A major challenge for 3-D scanning techniques using FPP is the presence of specular reflectance on the tested object surface. Specular highlights occur on object surfaces when the specular element of reflection is dominant. Specular highlight can easily saturate the detected image and seriously deteriorate image quality. In the literature, several techniques have been proposed for resolving the problem when measuring specular targets. All these techniques can effectively reduce specular effects to different extents but cannot resolve the problem completely. One of the proposed techniques was to separate specular components from diffuse components and remove the specular components using polarizers [
12,
13,
14,
15]. Tan and Ikeuchi relied on image color properties when transferring image color to the hue domain [
16]. This technique effectively eliminated image-saturated regions mainly because the saturation value of every pixel was made constant for achieving maximum chromaticity while keeping their hue. Other techniques, such as using multi-exposure time [
17] or projecting special structured light with strip edges [
18] have been experimented for handling non-uniform light reflection. Phase measuring deflectometry (PMD) is a specular surface measuring technique using a Thin-Film-Transistor Liquid-Crystal Display (TFT LCD) screen as the pattern-projecting light source [
19,
20]. The maximum detectable surface curvature is currently limited by the LCD light dispersion angle. More recently, single-shot deflectometry using a single composite pattern was developed for one-shot measurement of three-dimensional imaging using Fourier transform (FT) and spatial carrier-frequency phase-shifting (SCPS) techniques [
21]. However, generally for PMD, due to demanding computation in slope integration, the absolute shape measurement may not be accurately achieved. Thus, apart from visible moiré fringe projection, Wiedenmann et al. used high-power infrared laser pattern to project on the measured object surface, in which the projected laser power was partly transferred into dispersive heat [
22]. Since heat dispersion can be generated from a highly specular surface, extremely dark or transparent materials can be observed clearly by a proper heat sensor [
23]. Phase shifting technique can be employed to measure 3-D profile according to distortion of the heat pattern on the object surface. The current limitation of the method is its low measuring accuracy, which still requires further improvement. Up to date, some light separation strategies using light property analysis were developed, including separation specular reflection using color analysis [
3], examining chromaticity and intensity value of specular and diffuse pixels [
16], employing polarization to separate reflection components [
24] or using environmental structured illumination [
25] techniques. Although these methods have been effective to some extents in separating diffuse from specular light, they basically assume either uniform surface reflectance or specific surface light reflectance conditions, which may not be applicable for many in-situ testing applications.
Many semiconductor parts with variant reflectivities need to be inspected in in-situ manufacturing processes for strict dimensional compliance. These parts often comprise a body (such as epoxy and silicon), metal bumps, and pads (such as lead and solder), each of which may have complicated geometric shapes with different orientations with respect to the detecting optical sensor [
26]. Moreover, the most challenging task is to overcome extremely variant wafer surface reflectivities, ranging widely from diffuse to specular conditions.
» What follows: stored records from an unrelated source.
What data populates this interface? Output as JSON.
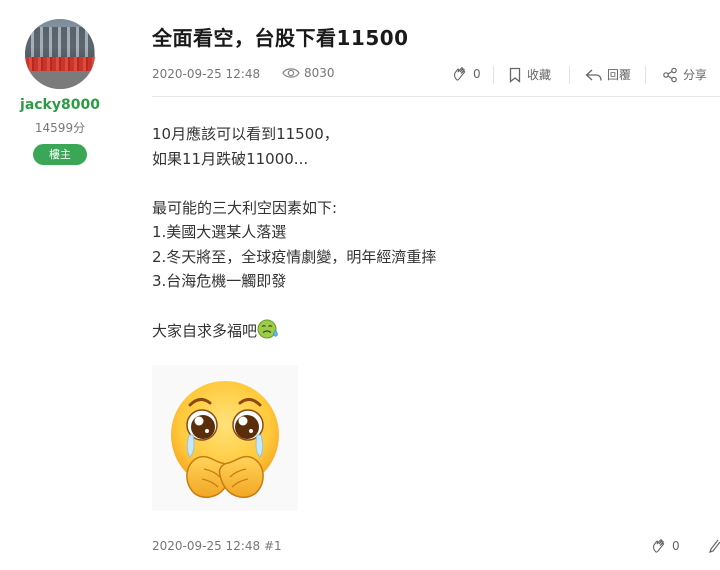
{
  "author": {
    "name": "jacky8000",
    "points": "14599分",
    "badge": "樓主"
  },
  "post": {
    "title": "全面看空，台股下看11500",
    "timestamp": "2020-09-25 12:48",
    "views": "8030",
    "likes": "0",
    "actions": {
      "bookmark": "收藏",
      "reply": "回覆",
      "share": "分享"
    },
    "body_lines": [
      "10月應該可以看到11500，",
      "如果11月跌破11000...",
      "",
      "最可能的三大利空因素如下:",
      "1.美國大選某人落選",
      "2.冬天將至，全球疫情劇變，明年經濟重摔",
      "3.台海危機一觸即發",
      "",
      "大家自求多福吧"
    ]
  },
  "footer": {
    "timestamp_floor": "2020-09-25 12:48 #1",
    "likes": "0"
  },
  "icons": {
    "views": "eye-icon",
    "like": "clap-icon",
    "bookmark": "bookmark-icon",
    "reply": "reply-arrow-icon",
    "share": "share-icon",
    "inline_emoji": "sick-face-emoji",
    "sticker": "pleading-face-sticker"
  },
  "colors": {
    "accent_green": "#3aa757",
    "username_green": "#2d9b45",
    "meta_gray": "#777777"
  }
}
In 3-D inspection, the 3-D surface profilometric technique of the tested objects often projects a structured light pattern with a desirable assumption that a non-absorbent and perfect diffusely scattered model of the surface under test (SUT) is observed. However, in reality, this assumption may not be true for many actual cases. In optical triangulation detection, viewing the measured surface from a sensing angle can pose a huge measuring uncertainty in ensuring detection of reflecting light due to variant surface reflectance properties. The extent of reflecting light detected by imaging sensors can significantly affect the success of surface measurement. Most existing techniques discussed above can resolve the light specular problem only for a surface with uniform reflectivity. For objects with non-uniform surface reflectivity, the captured image contrast becomes poor or even non-detectable.
Therefore, it is of need to develop an effective technique that can overcome the complex reflectivity problem encountered in optical surface profilometry, especially for in-situ semiconductor wafer surface inspection. The article proposes a dual sensing strategy to overcome the 3-D surface profilometric problem encountered in semiconductor wafer surface. The rest of this paper is organized as follows.
Section 2 presents the proposed method for 3-D profilometry using dual sensing. The experimental design and measured results are shown and analyzed in
Section 3. Finally, the conclusions are summarized in
Section 4.
2. Developed 3-D Profilometry Using Dual Sensing
In structured fringe projection, the angle between the projection and the sensing detection plays an important role in determining the reflecting direction.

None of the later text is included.